On le sait, "Jeanne était au pain sec dans le cabinet noir…" et son bon grand-père Hugo était le seul à avoir pitié de la malheureuse enfant punie. Récurrent dans les anthologies, ce poème fige nos attentes sur le titre même de "L'Art d'être grand-père." On s'attend à quelques jolies pages d'attendrissement familial, à quelques perles de sagesse cacochyme, et rien de plus. L'attendrissement familial pouvant être délectable sous la plume d'un grand poète, on finit par saisir l'occasion et un exemplaire du recueil dans cette édition 1001 nuits (qui souffre d'un grand nombre de coquilles).
Bien sûr, "L'Art d'être grand-père" se nourrit de l'observation de ses petits-enfants, Jeanne et Georges, et ce dès le berceau, alors qu'il n'a pas encore quitté les îles anglo-normandes. Mais on est frappé d'emblée par le caractère extrêmement construit d'un recueil qui entrelace savamment les thèmes et les tons, porté par un vers d'une modernité extrême : il semble qu'à tout moment Hugo, ici contemporain de Rimbaud, de Verlaine et de Mallarmé, les accompagne dans l'audace créatrice. Le vieux poète montre qu'il est encore, comme l'appelait Flaubert, "le suprême alligator". La réflexion métaphysique est de la partie, de même que la polémique littéraire et politique (quelques missiles de basse altitude lancées dans les jambes de médiocres oubliés mériteraient des notes explicatives… mais les éditions 1001 nuits, etc.) Mais pourquoi tout cela est-il mis sous la bannière des aïeux attendris ?
L'attention portée à Jeanne et à Georges, dont il n'a pas la responsabilité nominale et qu'il peut donc observer avec une indulgence sans bornes et un émerveillement total, est évidente. Dans "Le Poème du Jardin des Plantes" Hugo présente clairement l'enfance comme un âge angélique (ne le blâmez pas, il n'a pas lu Freud) face au repoussoir monstrueux représenté par les fauves : c'est un parti qu'il prend (d'autres poèmes ont montré Hugo très attentif à l'intelligence des bêtes…). Dès lors il sait, son âge aidant, qu'on le tiendra pour gâteux. La meilleure défense étant l'attaque, il assume. Il se range du parti des enfants contre toute forme que peut prendre le mal, et même contre la raison raisonnable des adultes d'âge mûr et responsable. C'est là le véritable art d'être grand-père : revendiquer la part d'enfance de la vieillesse pour intervenir dans toutes les questions d'importance.

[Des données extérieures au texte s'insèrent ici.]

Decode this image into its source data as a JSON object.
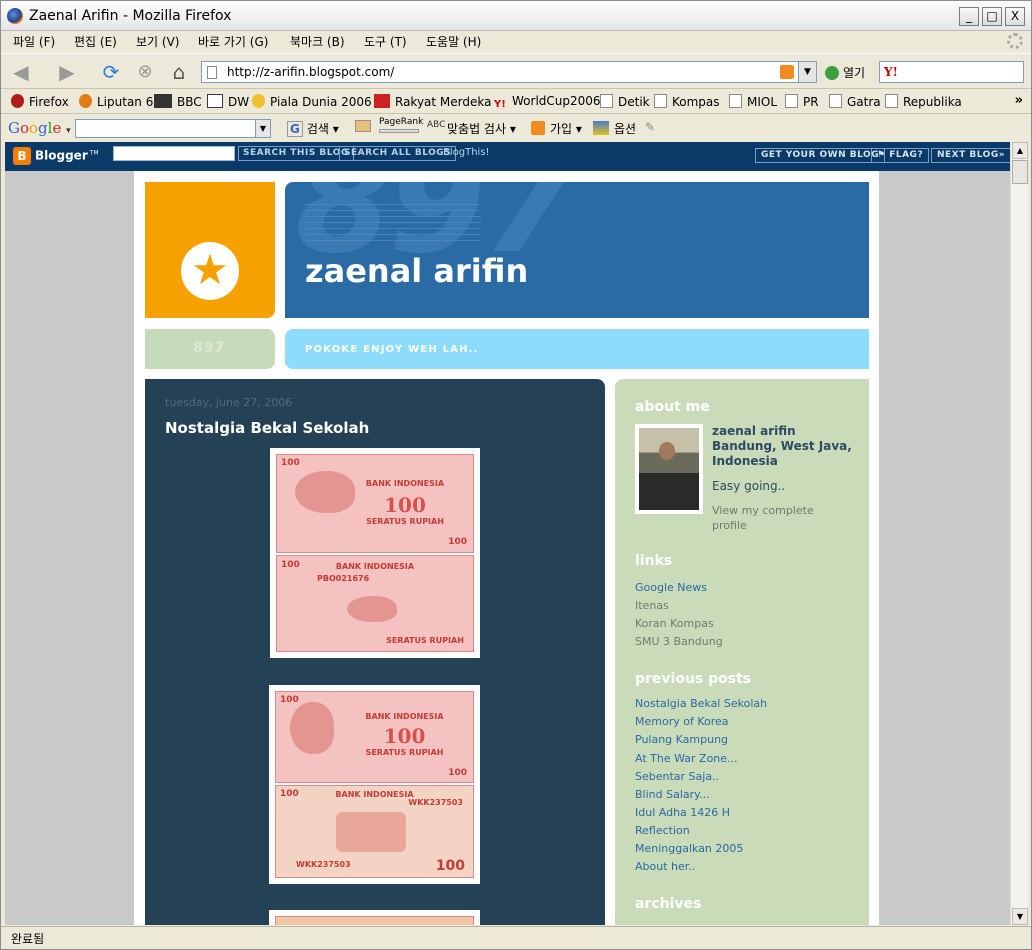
{
  "window": {
    "title": "Zaenal Arifin - Mozilla Firefox",
    "minimize": "_",
    "maximize": "□",
    "close": "X"
  },
  "menu": [
    "파일 (F)",
    "편집 (E)",
    "보기 (V)",
    "바로 가기 (G)",
    "북마크 (B)",
    "도구 (T)",
    "도움말 (H)"
  ],
  "nav": {
    "url": "http://z-arifin.blogspot.com/",
    "go_label": "열기"
  },
  "bookmarks": [
    "Firefox",
    "Liputan 6",
    "BBC",
    "DW",
    "Piala Dunia 2006",
    "Rakyat Merdeka",
    "WorldCup2006",
    "Detik",
    "Kompas",
    "MIOL",
    "PR",
    "Gatra",
    "Republika"
  ],
  "google_toolbar": {
    "logo": "Google",
    "search_label": "검색",
    "pagerank_label": "PageRank",
    "spell_label": "맞춤법 검사",
    "signup_label": "가입",
    "options_label": "옵션"
  },
  "blogger_bar": {
    "logo": "Blogger",
    "search_this": "SEARCH THIS BLOG",
    "search_all": "SEARCH ALL BLOGS",
    "blogthis": "BlogThis!",
    "get_own": "GET YOUR OWN BLOG",
    "flag": "FLAG?",
    "next_blog": "NEXT BLOG»"
  },
  "blog": {
    "title": "zaenal arifin",
    "header_number": "897",
    "sub_number": "897",
    "description": "POKOKE ENJOY WEH LAH..",
    "colors": {
      "orange": "#f5a100",
      "blue": "#2a6aa5",
      "cyan": "#8edcfb",
      "green": "#c6dbb9",
      "main": "#254156"
    }
  },
  "post": {
    "date": "tuesday, june 27, 2006",
    "title": "Nostalgia Bekal Sekolah",
    "notes": [
      {
        "value": "100",
        "bank": "BANK INDONESIA",
        "words": "SERATUS RUPIAH",
        "serial": "PBO021676"
      },
      {
        "value": "100",
        "bank": "BANK INDONESIA",
        "words": "SERATUS RUPIAH",
        "serial": "WKK237503"
      }
    ]
  },
  "sidebar": {
    "about_title": "about me",
    "name": "zaenal arifin",
    "location": "Bandung, West Java, Indonesia",
    "bio": "Easy going..",
    "view_profile": "View my complete profile",
    "links_title": "links",
    "links": [
      "Google News",
      "Itenas",
      "Koran Kompas",
      "SMU 3 Bandung"
    ],
    "previous_title": "previous posts",
    "previous_posts": [
      "Nostalgia Bekal Sekolah",
      "Memory of Korea",
      "Pulang Kampung",
      "At The War Zone...",
      "Sebentar Saja..",
      "Blind Salary...",
      "Idul Adha 1426 H",
      "Reflection",
      "Meninggalkan 2005",
      "About her.."
    ],
    "archives_title": "archives"
  },
  "status": "완료됨"
}
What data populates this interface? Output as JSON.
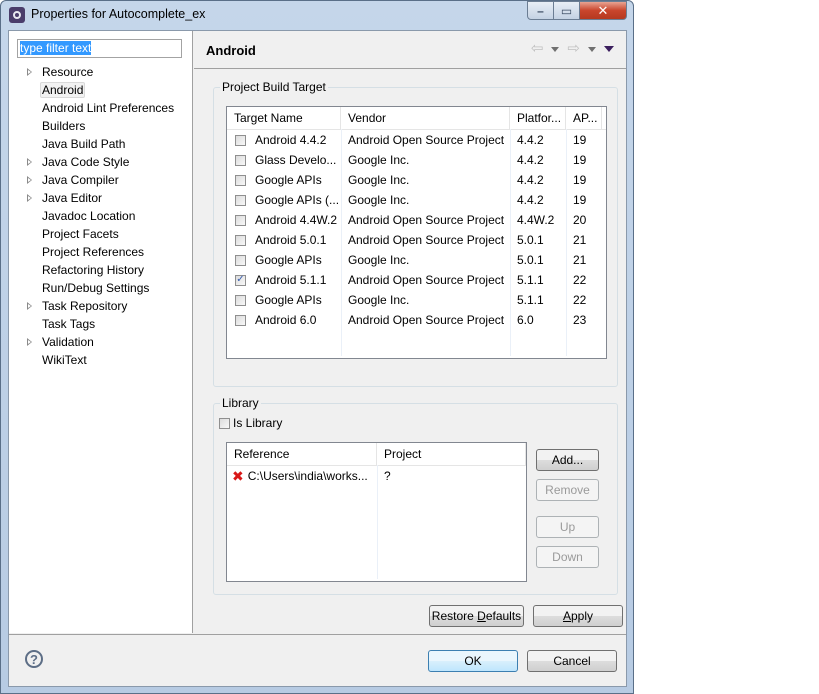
{
  "window": {
    "title": "Properties for Autocomplete_ex",
    "icon": "eclipse-gear-icon",
    "controls": {
      "minimize": "–",
      "maximize": "▭",
      "close": "✕"
    }
  },
  "filter": {
    "value": "type filter text"
  },
  "sidebar": {
    "items": [
      {
        "label": "Resource",
        "expandable": true,
        "selected": false
      },
      {
        "label": "Android",
        "expandable": false,
        "selected": true
      },
      {
        "label": "Android Lint Preferences",
        "expandable": false,
        "selected": false
      },
      {
        "label": "Builders",
        "expandable": false,
        "selected": false
      },
      {
        "label": "Java Build Path",
        "expandable": false,
        "selected": false
      },
      {
        "label": "Java Code Style",
        "expandable": true,
        "selected": false
      },
      {
        "label": "Java Compiler",
        "expandable": true,
        "selected": false
      },
      {
        "label": "Java Editor",
        "expandable": true,
        "selected": false
      },
      {
        "label": "Javadoc Location",
        "expandable": false,
        "selected": false
      },
      {
        "label": "Project Facets",
        "expandable": false,
        "selected": false
      },
      {
        "label": "Project References",
        "expandable": false,
        "selected": false
      },
      {
        "label": "Refactoring History",
        "expandable": false,
        "selected": false
      },
      {
        "label": "Run/Debug Settings",
        "expandable": false,
        "selected": false
      },
      {
        "label": "Task Repository",
        "expandable": true,
        "selected": false
      },
      {
        "label": "Task Tags",
        "expandable": false,
        "selected": false
      },
      {
        "label": "Validation",
        "expandable": true,
        "selected": false
      },
      {
        "label": "WikiText",
        "expandable": false,
        "selected": false
      }
    ]
  },
  "page": {
    "title": "Android",
    "nav": {
      "back": "⇦",
      "forward": "⇨"
    }
  },
  "build_target": {
    "legend": "Project Build Target",
    "columns": [
      "Target Name",
      "Vendor",
      "Platfor...",
      "AP..."
    ],
    "rows": [
      {
        "name": "Android 4.4.2",
        "vendor": "Android Open Source Project",
        "platform": "4.4.2",
        "api": "19",
        "checked": false
      },
      {
        "name": "Glass Develo...",
        "vendor": "Google Inc.",
        "platform": "4.4.2",
        "api": "19",
        "checked": false
      },
      {
        "name": "Google APIs",
        "vendor": "Google Inc.",
        "platform": "4.4.2",
        "api": "19",
        "checked": false
      },
      {
        "name": "Google APIs (...",
        "vendor": "Google Inc.",
        "platform": "4.4.2",
        "api": "19",
        "checked": false
      },
      {
        "name": "Android 4.4W.2",
        "vendor": "Android Open Source Project",
        "platform": "4.4W.2",
        "api": "20",
        "checked": false
      },
      {
        "name": "Android 5.0.1",
        "vendor": "Android Open Source Project",
        "platform": "5.0.1",
        "api": "21",
        "checked": false
      },
      {
        "name": "Google APIs",
        "vendor": "Google Inc.",
        "platform": "5.0.1",
        "api": "21",
        "checked": false
      },
      {
        "name": "Android 5.1.1",
        "vendor": "Android Open Source Project",
        "platform": "5.1.1",
        "api": "22",
        "checked": true
      },
      {
        "name": "Google APIs",
        "vendor": "Google Inc.",
        "platform": "5.1.1",
        "api": "22",
        "checked": false
      },
      {
        "name": "Android 6.0",
        "vendor": "Android Open Source Project",
        "platform": "6.0",
        "api": "23",
        "checked": false
      }
    ]
  },
  "library": {
    "legend": "Library",
    "is_library_label": "Is Library",
    "is_library_checked": false,
    "columns": [
      "Reference",
      "Project"
    ],
    "rows": [
      {
        "reference": "C:\\Users\\india\\works...",
        "project": "?",
        "status_icon": "error-x-icon"
      }
    ],
    "buttons": {
      "add": "Add...",
      "remove": "Remove",
      "up": "Up",
      "down": "Down"
    }
  },
  "page_buttons": {
    "restore_defaults": "Restore Defaults",
    "restore_mnemonic": "D",
    "apply": "Apply",
    "apply_mnemonic": "A"
  },
  "dialog_buttons": {
    "ok": "OK",
    "cancel": "Cancel",
    "help": "?"
  }
}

La modernité est un mauvais goût, Hugo le sait et l'assume depuis sa jeunesse. Devenu patriarche au point de pouvoir revendiquer l'enfance, il peut tout oser en termes poétiques. En témoigne l'admirable "Fenêtres ouvertes" qui d'une sorte de prise de notes impressionniste, à peine grammaticale, de sensations matinales, fait des alexandrins. Hugo dans "L'Art d'être grand-père" est plus que jamais le maître du rythme, tantôt épousant et tantôt brusquant la structure traditionnelle des vers dans une résonance permanente avec son propos.
Alors que le meilleur du recueil est justement dans cette capacité d'observation du monde qui l'entoure et qui entoure ses deux petits chéris, Hugo retrouve parfois, avec un orgueil d'une inédite franchise, la posture du poète prophète et imprécateur. À ces moments-là on lui en veut presque d'interposer son ego entre nous et le meilleur de sa poésie. On sait qu'un recueil aussi long, de la part d'un poète aussi audacieux et dont le style est par essence torrentiel, ne peut être exempt de faiblesses. Et puis on arrive au dernier poème, "L'Âme à la poursuite du vrai", de la dernière section, "Que les petits liront quand ils seront grands". On s'aperçoit alors que Hugo, sous le masque de l'inspiration sublime, semble s'y livrer comme jamais. Ce poème est pénétré d'angoisse et de doute. Mais comment lui, qui a bouleversé la littérature française, bravé Napoléon le petit, assumé l'exil, développé toute une métaphysique personnelle, peut-il écrire ce doute ? En se donnant précisément pour une âme en recherche, et qui recherchera jusqu'au bout.
"Je questionnerai le gouffre
Sur le secret universel […]
Je sonderai tout ; et j'irai
Jusqu'à ce que, dans les ténèbres,
Je heurte mes ailes funèbres
À quelqu'un de démesuré."
Hugo a peut-être cru un temps, celui des "Contemplations", trouver Dieu ; il l'a peut-être perdu à son retour en France ; mais comme il est flanqué de deux anges, il part à sa recherche.